Pero tampoco hay que irse tan lejos para encontrar ejemplos de esta peligrosa tendencia al auto modelado. De hecho, antes del caso de la deportista pampeana Sonia Pérez Llanzón, muerta a los 39 años en el hospital Lucio Molas tras haberse inyectado (o haberse dejado inyectar) vaselina en sus mamas, muchas otras mujeres sucumbieron a la extraña tentación de hacer por sí mismas lo que sólo puede hacerse bien dentro de un quirófano, y en manos de un verdadero especialista. Y que, valga la aclaración, ni siquiera así es 100% seguro. De hecho, en diciembre pasado una joven mendocina murió en una clínica durante una liposucción.

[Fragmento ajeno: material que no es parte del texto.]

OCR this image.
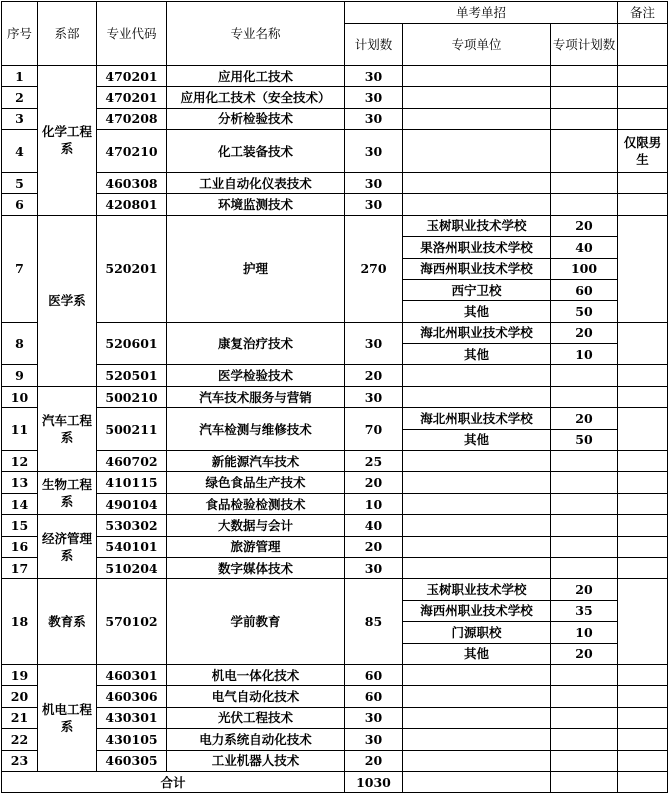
序号	系部	专业代码	专业名称	单考单招			备注
				计划数	专项单位	专项计划数	
1	化学工程系	470201	应用化工技术	30			
2		470201	应用化工技术（安全技术）	30			
3		470208	分析检验技术	30			
4		470210	化工装备技术	30			仅限男生

5		460308	工业自动化仪表技术	30			
6		420801	环境监测技术	30			
7	医学系	520201	护理	270	玉树职业技术学校	20	
					果洛州职业技术学校	40	
					海西州职业技术学校	100	
					西宁卫校	60	
					其他	50	
8		520601	康复治疗技术	30	海北州职业技术学校	20	
					其他	10	
9		520501	医学检验技术	20			
10	汽车工程系	500210	汽车技术服务与营销	30			
11		500211	汽车检测与维修技术	70	海北州职业技术学校	20	
					其他	50	
12		460702	新能源汽车技术	25			
13	生物工程系	410115	绿色食品生产技术	20			
14		490104	食品检验检测技术	10			
15	经济管理系	530302	大数据与会计	40			
16		540101	旅游管理	20			
17		510204	数字媒体技术	30			
18	教育系	570102	学前教育	85	玉树职业技术学校	20	
					海西州职业技术学校	35	
					门源职校	10	
					其他	20	
19	机电工程系	460301	机电一体化技术	60			
20		460306	电气自动化技术	60			
21		430301	光伏工程技术	30			
22		430105	电力系统自动化技术	30			
23		460305	工业机器人技术	20			
合计				1030			
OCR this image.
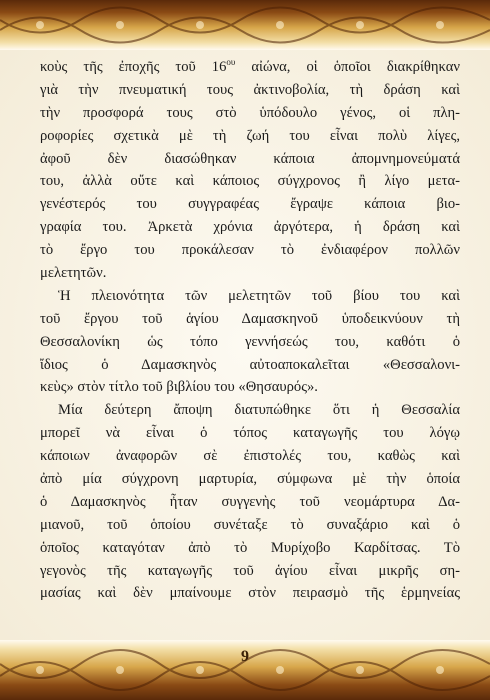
κοὺς τῆς ἐποχῆς τοῦ $16^{o\upsilon}$ αἰώνα, οἱ ὁποῖοι διακρίθηκαν
γιὰ τὴν πνευματική τους ἀκτινοβολία, τὴ δράση καὶ
τὴν προσφορά τους στὸ ὑπόδουλο γένος, οἱ πλη-
ροφορίες σχετικὰ μὲ τὴ ζωή του εἶναι πολὺ λίγες,
ἀφοῦ δὲν διασώθηκαν κάποια ἀπομνημονεύματά
του, ἀλλὰ οὔτε καὶ κάποιος σύγχρονος ἢ λίγο μετα-
γενέστερός του συγγραφέας ἔγραψε κάποια βιο-
γραφία του. Ἀρκετὰ χρόνια ἀργότερα, ἡ δράση καὶ
τὸ ἔργο του προκάλεσαν τὸ ἐνδιαφέρον πολλῶν
μελετητῶν.
Ἡ πλειονότητα τῶν μελετητῶν τοῦ βίου του καὶ
τοῦ ἔργου τοῦ ἁγίου Δαμασκηνοῦ ὑποδεικνύουν τὴ
Θεσσαλονίκη ὡς τόπο γεννήσεώς του, καθότι ὁ
ἴδιος ὁ Δαμασκηνὸς αὐτοαποκαλεῖται «Θεσσαλονι-
κεὺς» στὸν τίτλο τοῦ βιβλίου του «Θησαυρός».
Μία δεύτερη ἄποψη διατυπώθηκε ὅτι ἡ Θεσσαλία
μπορεῖ νὰ εἶναι ὁ τόπος καταγωγῆς του λόγῳ
κάποιων ἀναφορῶν σὲ ἐπιστολές του, καθὼς καὶ
ἀπὸ μία σύγχρονη μαρτυρία, σύμφωνα μὲ τὴν ὁποία
ὁ Δαμασκηνὸς ἦταν συγγενὴς τοῦ νεομάρτυρα Δα-
μιανοῦ, τοῦ ὁποίου συνέταξε τὸ συναξάριο καὶ ὁ
ὁποῖος καταγόταν ἀπὸ τὸ Μυρίχοβο Καρδίτσας. Τὸ
γεγονὸς τῆς καταγωγῆς τοῦ ἁγίου εἶναι μικρῆς ση-
μασίας καὶ δὲν μπαίνουμε στὸν πειρασμὸ τῆς ἑρμηνείας
9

Y en octubre de 2008, en Córdoba y durante una intervención estética “con todas las de la ley”, murió una joven de apenas 35 años.
Evidentemente, el reino de la belleza de quirófano no es tan ascéptico como el mercado estético necesita hacernos creer. Está, en realidad, lleno de imprevistos, de sangre, de dolores y de riesgos. No por casualidad, antes de cualquier intervención de este tipo el paciente debe firmar lo que se conoce como “consentimiento informado”, algo así como la constancia de que sabe a qué clase de riesgos se está exponiendo al someterse a una interveción de esta naturaleza. Riesgos que se multiplican, claro, por diez, por cien y por mil cuando es una misma la que decide tomar el rol de cirujano y jugar al aprendiz de brujo en un territorio en el que el más mínimo error se paga nada menos que con la vida.